Some medically treated patients with IMH may have complete resolution.1 2 5 16 17 18 22 24 25 32 Yamada et al2 followed up 10 survivors of IMH and found that 8 survivors had normal chest CT scan findings within 1 year. Ide et al22 performed serial CT scans in 27 patients and demonstrated a dynamic nature of IMH. At 2 months, 19 of 27 patients with IMH showed resolution, but in 2 other patients, late progression to aortic aneurysm occurred. Furthermore, Ide et al22 described three patients in whom IMH converted to classic aortic dissection within 4 to 40 months of presentation.

Sueyoshi et al33 followed up 32 patients with IMH with serial CT imaging at weekly intervals in the first month followed by further imaging two to three times per year. Their results were similar to those of Ide et al,22 with 11 of 32 patients showing resolution by 24 months and 18 of 32 patients showing aneurysms eventually evolving in the affected portions of the aorta.22 23 Interestingly, the authors33 noted the development of "ulcer-like projections" on the aortic intima during the follow-up period. Of 21 patients with these projections, saccular aneurysms developed in 12 patients at a mean of 45 days following the initial event, with an average growth in aortic diameter of 1.2 cm/yr. These authors hypothesized that IMH causes structural weakness of the aortic wall—even after resolution—accounting for the high incidence of late aneurysms.33


    Diagnosis
 TOP
 Abstract
 Introduction
 Pathogenesis
 Natural History
 Diagnosis
 Treatment
 Conclusion
 References
 
Problems in defining the natural history of IMH stem from difficulty in diagnosing the entity. While the diagnosis of aortic dissection can be challenging, detection of IMH has been even more problematic. For many years, aortography was the only method available to diagnose aortic dissection premortem, and many still consider aortography the "gold standard." Studies have shown, however, that aortography is not as accurate in the diagnosis of dissection as once believed. In a prospective study of 126 patients with aortic dissection, Erbel et al4 showed aortography to have a sensitivity of 88% and a specificity of 94%. Similarly, others28 29 have reported the sensitivity of aortography to be 77 to 87%. Aortography relies primarily on direct visualization of an intimal flap or double lumen for diagnosis, although indirect signs such as aortic thickening and compression of the true lumen by the false lumen also may be present.
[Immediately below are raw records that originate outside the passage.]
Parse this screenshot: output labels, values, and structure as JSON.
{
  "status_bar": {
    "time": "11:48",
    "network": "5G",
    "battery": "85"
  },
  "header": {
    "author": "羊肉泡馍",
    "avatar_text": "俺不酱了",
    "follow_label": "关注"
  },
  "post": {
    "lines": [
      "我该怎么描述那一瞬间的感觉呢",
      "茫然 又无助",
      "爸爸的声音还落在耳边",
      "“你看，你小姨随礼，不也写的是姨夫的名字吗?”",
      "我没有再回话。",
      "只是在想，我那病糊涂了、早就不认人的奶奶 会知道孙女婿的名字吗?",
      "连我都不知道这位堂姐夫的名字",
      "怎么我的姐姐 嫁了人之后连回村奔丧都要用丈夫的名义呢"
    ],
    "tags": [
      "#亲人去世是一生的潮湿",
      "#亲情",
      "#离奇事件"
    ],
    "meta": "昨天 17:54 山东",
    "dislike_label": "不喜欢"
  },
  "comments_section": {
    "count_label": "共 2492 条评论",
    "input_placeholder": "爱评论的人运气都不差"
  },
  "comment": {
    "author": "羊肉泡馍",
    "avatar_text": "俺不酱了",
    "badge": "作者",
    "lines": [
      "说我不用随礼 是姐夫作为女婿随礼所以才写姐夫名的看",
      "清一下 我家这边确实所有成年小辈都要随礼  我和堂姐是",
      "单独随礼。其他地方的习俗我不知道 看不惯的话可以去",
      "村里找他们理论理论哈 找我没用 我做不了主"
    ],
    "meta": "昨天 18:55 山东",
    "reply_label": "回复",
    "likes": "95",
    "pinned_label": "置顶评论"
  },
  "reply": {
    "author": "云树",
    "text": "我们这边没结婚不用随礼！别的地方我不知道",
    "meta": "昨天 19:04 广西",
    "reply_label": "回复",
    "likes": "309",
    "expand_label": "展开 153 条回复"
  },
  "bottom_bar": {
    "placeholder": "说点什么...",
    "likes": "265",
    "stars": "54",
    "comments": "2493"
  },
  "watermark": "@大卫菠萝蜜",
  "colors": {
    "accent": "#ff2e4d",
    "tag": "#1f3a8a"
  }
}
By definition, IMH has neither an intimal flap nor intraluminal flow.28 29 30

Newer imaging techniques have markedly enhanced our ability to detect IMH. These modalities, including MRI, spiral CT, and transesophageal echocardiography (TEE), have basically replaced aortography in the evaluation of IMH. Unquestionably, MRI yields strikingly accurate images of the aorta. It is noninvasive and requires no intravascular contrast. Several studies30 31 place the sensitivity of MRI for detection of aortic dissection at 98 to 100% and the specificity at 100%. MRI also detects complications of aortic dissection and IMH, such as pericardial effusion, hemothorax, and hemomediastinum. Although experience with IMH is considerably less than with classic dissection, MRI has accurately diagnosed IMH in several series.1 3 5 13 16 25 Clinically, the technique has several drawbacks, including difficulty with critically ill patients and those with metallic prosthetic valves or permanent pacemakers. Finally, most MRI scanners cannot accurately quantify coronary involvement or aortic regurgitation.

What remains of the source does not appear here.